Hurricane Ophelia moves east over Atlantic

Posted October 14, 2017

Hurricane Ophelia, a category 1 storm with maximum sustained winds of 105 mph, is now about 615 miles southwest of the Azores, according to the latest update from the National Hurricane Center (NHC).

On Thursday afternoon, Ophelia's core was located about 715 miles southwest of the Azores, where it was virtually stationary.

The storm is now producing incredibly strong winds, however the Met Office say when it hits the United Kingdom and Ireland we can expect gusts of between 55 and 65mph, possibly even reaching up to 80mph in some places.

Hurricane Ophelia is getting even bigger as it makes its way across the Atlantic and towards the shores of Britain.

Hurricane Ophelia has strengthened to a Category 2 storm, swirling far from land in the eastern Atlantic.

According to CNN, Hurricane Ophelia is part of a record streak of 10 hurricanes in the Atlantic this hurricane season, which began with Tropical Storm Franklin in the Gulf of Mexico.

The NHC says Ophelia is barely moving and is continuing to strengthening, now boasting top sustained winds of 100 miles per hour.

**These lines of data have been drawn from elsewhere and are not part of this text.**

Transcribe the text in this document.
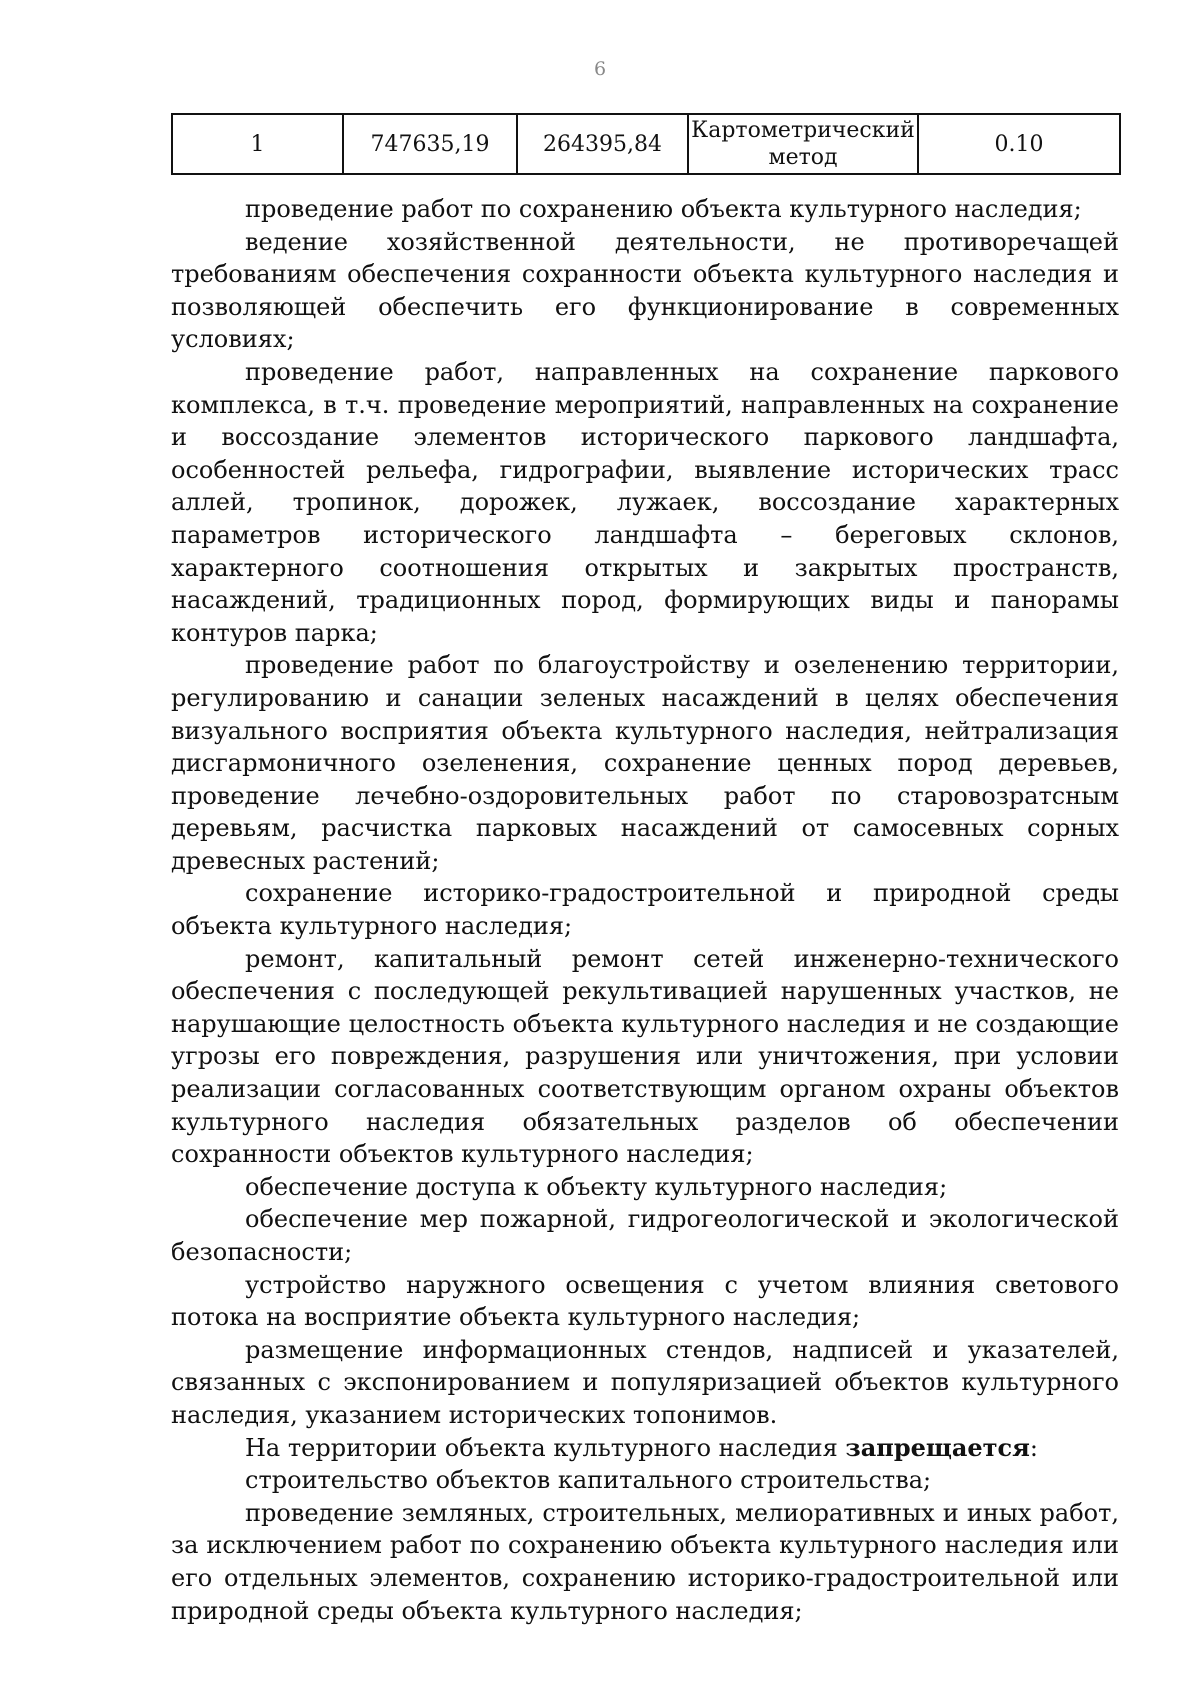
6
1	747635,19	264395,84	Картометрический метод	0.10

проведение работ по сохранению объекта культурного наследия;

ведение хозяйственной деятельности, не противоречащей требованиям обеспечения сохранности объекта культурного наследия и позволяющей обеспечить его функционирование в современных условиях;

проведение работ, направленных на сохранение паркового комплекса, в т.ч. проведение мероприятий, направленных на сохранение и воссоздание элементов исторического паркового ландшафта, особенностей рельефа, гидрографии, выявление исторических трасс аллей, тропинок, дорожек, лужаек, воссоздание характерных параметров исторического ландшафта – береговых склонов, характерного соотношения открытых и закрытых пространств, насаждений, традиционных пород, формирующих виды и панорамы контуров парка;

проведение работ по благоустройству и озеленению территории, регулированию и санации зеленых насаждений в целях обеспечения визуального восприятия объекта культурного наследия, нейтрализация дисгармоничного озеленения, сохранение ценных пород деревьев, проведение лечебно-оздоровительных работ по старовозратсным деревьям, расчистка парковых насаждений от самосевных сорных древесных растений;

сохранение историко-градостроительной и природной среды объекта культурного наследия;

ремонт, капитальный ремонт сетей инженерно-технического обеспечения с последующей рекультивацией нарушенных участков, не нарушающие целостность объекта культурного наследия и не создающие угрозы его повреждения, разрушения или уничтожения, при условии реализации согласованных соответствующим органом охраны объектов культурного наследия обязательных разделов об обеспечении сохранности объектов культурного наследия;

обеспечение доступа к объекту культурного наследия;

обеспечение мер пожарной, гидрогеологической и экологической безопасности;

устройство наружного освещения с учетом влияния светового потока на восприятие объекта культурного наследия;

размещение информационных стендов, надписей и указателей, связанных с экспонированием и популяризацией объектов культурного наследия, указанием исторических топонимов.

На территории объекта культурного наследия запрещается:

строительство объектов капитального строительства;

проведение земляных, строительных, мелиоративных и иных работ, за исключением работ по сохранению объекта культурного наследия или его отдельных элементов, сохранению историко-градостроительной или природной среды объекта культурного наследия;
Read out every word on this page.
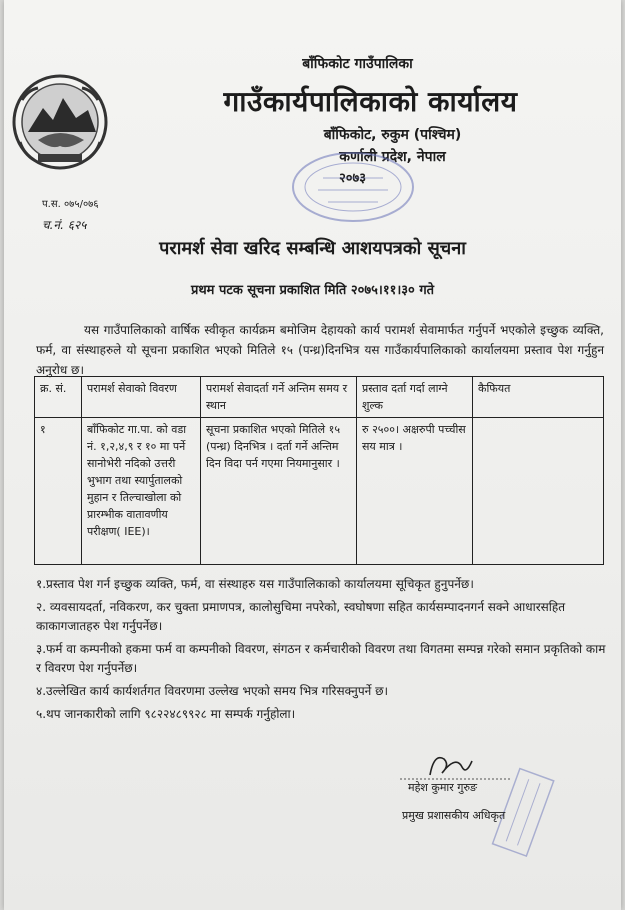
बाँफिकोट गाउँपालिका
गाउँकार्यपालिकाको कार्यालय
बाँफिकोट, रुकुम (पश्चिम)
कर्णाली प्रदेश, नेपाल
२०७३
प.स. ०७५/०७६
च.नं. ६२५
परामर्श सेवा खरिद सम्बन्धि आशयपत्रको सूचना
प्रथम पटक सूचना प्रकाशित मिति २०७५।११।३० गते
यस गाउँपालिकाको वार्षिक स्वीकृत कार्यक्रम बमोजिम देहायको कार्य परामर्श सेवामार्फत गर्नुपर्ने भएकोले इच्छुक व्यक्ति, फर्म, वा संस्थाहरुले यो सूचना प्रकाशित भएको मितिले १५ (पन्ध्र)दिनभित्र यस गाउँकार्यपालिकाको कार्यालयमा प्रस्ताव पेश गर्नुहुन अनुरोध छ।
क्र. सं.	परामर्श सेवाको विवरण	परामर्श सेवादर्ता गर्ने अन्तिम समय र स्थान	प्रस्ताव दर्ता गर्दा लाग्ने शुल्क	कैफियत
१	बाँफिकोट गा.पा. को वडा नं. १,२,४,९ र १० मा पर्ने सानोभेरी नदिको उत्तरी भुभाग तथा स्यार्पुतालको मुहान र तिल्चाखोला को प्रारम्भीक वातावणीय परीक्षण( IEE)।	सूचना प्रकाशित भएको मितिले १५ (पन्ध्र) दिनभित्र । दर्ता गर्ने अन्तिम दिन विदा पर्न गएमा नियमानुसार ।	रु २५००। अक्षरुपी पच्चीस सय मात्र ।	

१.प्रस्ताव पेश गर्न इच्छुक व्यक्ति, फर्म, वा संस्थाहरु यस गाउँपालिकाको कार्यालयमा सूचिकृत हुनुपर्नेछ।

२. व्यवसायदर्ता, नविकरण, कर चुक्ता प्रमाणपत्र, कालोसुचिमा नपरेको, स्वघोषणा सहित कार्यसम्पादनगर्न सक्ने आधारसहित काकागजातहरु पेश गर्नुपर्नेछ।

३.फर्म वा कम्पनीको हकमा फर्म वा कम्पनीको विवरण, संगठन र कर्मचारीको विवरण तथा विगतमा सम्पन्न गरेको समान प्रकृतिको काम र विवरण पेश गर्नुपर्नेछ।

४.उल्लेखित कार्य कार्यशर्तगत विवरणमा उल्लेख भएको समय भित्र गरिसक्नुपर्ने छ।

५.थप जानकारीको लागि ९८२२४८९९२८ मा सम्पर्क गर्नुहोला।

महेश कुमार गुरुङ
प्रमुख प्रशासकीय अधिकृत
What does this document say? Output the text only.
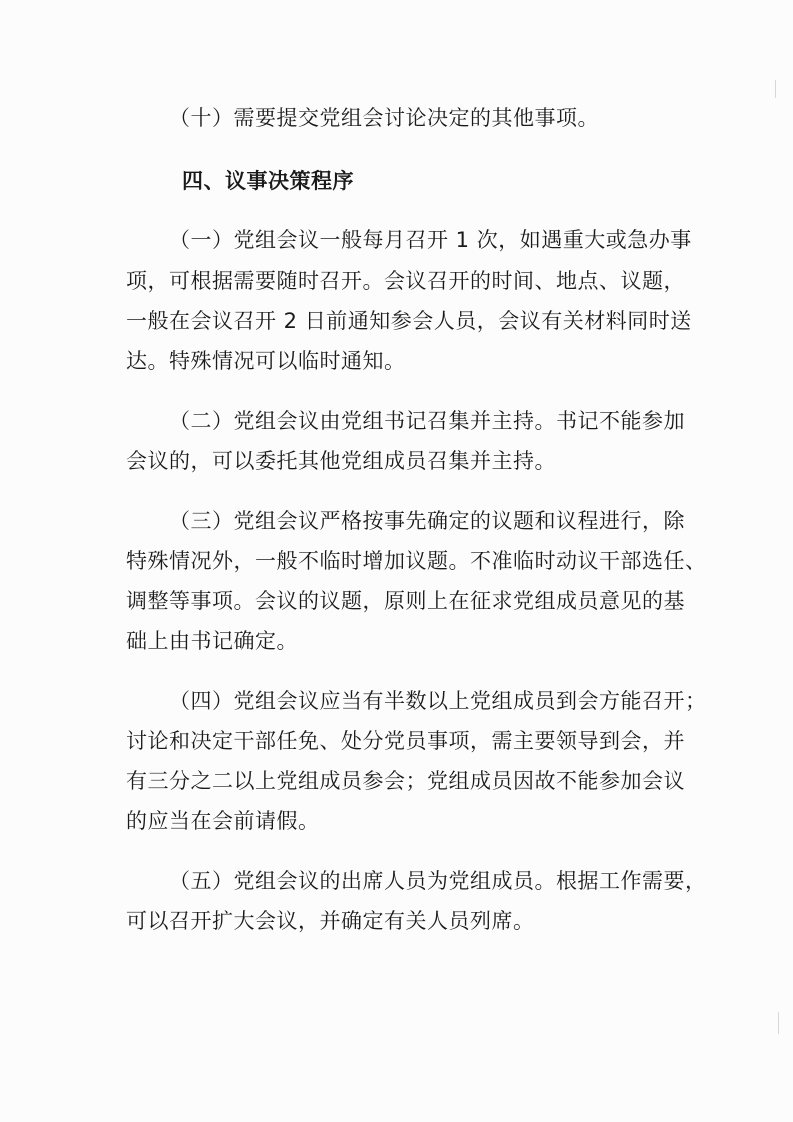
（十）需要提交党组会讨论决定的其他事项。
四、议事决策程序
（一）党组会议一般每月召开 1 次，如遇重大或急办事
项，可根据需要随时召开。会议召开的时间、地点、议题，
一般在会议召开 2 日前通知参会人员，会议有关材料同时送
达。特殊情况可以临时通知。
（二）党组会议由党组书记召集并主持。书记不能参加
会议的，可以委托其他党组成员召集并主持。
（三）党组会议严格按事先确定的议题和议程进行，除
特殊情况外，一般不临时增加议题。不准临时动议干部选任、
调整等事项。会议的议题，原则上在征求党组成员意见的基
础上由书记确定。
（四）党组会议应当有半数以上党组成员到会方能召开；
讨论和决定干部任免、处分党员事项，需主要领导到会，并
有三分之二以上党组成员参会；党组成员因故不能参加会议
的应当在会前请假。
（五）党组会议的出席人员为党组成员。根据工作需要，
可以召开扩大会议，并确定有关人员列席。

Only slight weakening is forecast during the next 48 hours.

Ophelia follows the massive hurricanes that battered the Caribbean and the south-east U.S. last month, however it is a separate system.

The hurricane center's five-day forecast, which can change, has Ophelia heading toward the British Isles by Monday.

"Maximum sustained winds are near 100 miles per hour (155 km/h) with higher gusts - a category 2 hurricane on the Saffir-Simpson Hurricane Wind Scale". The hurricane does not now pose a threat to any land.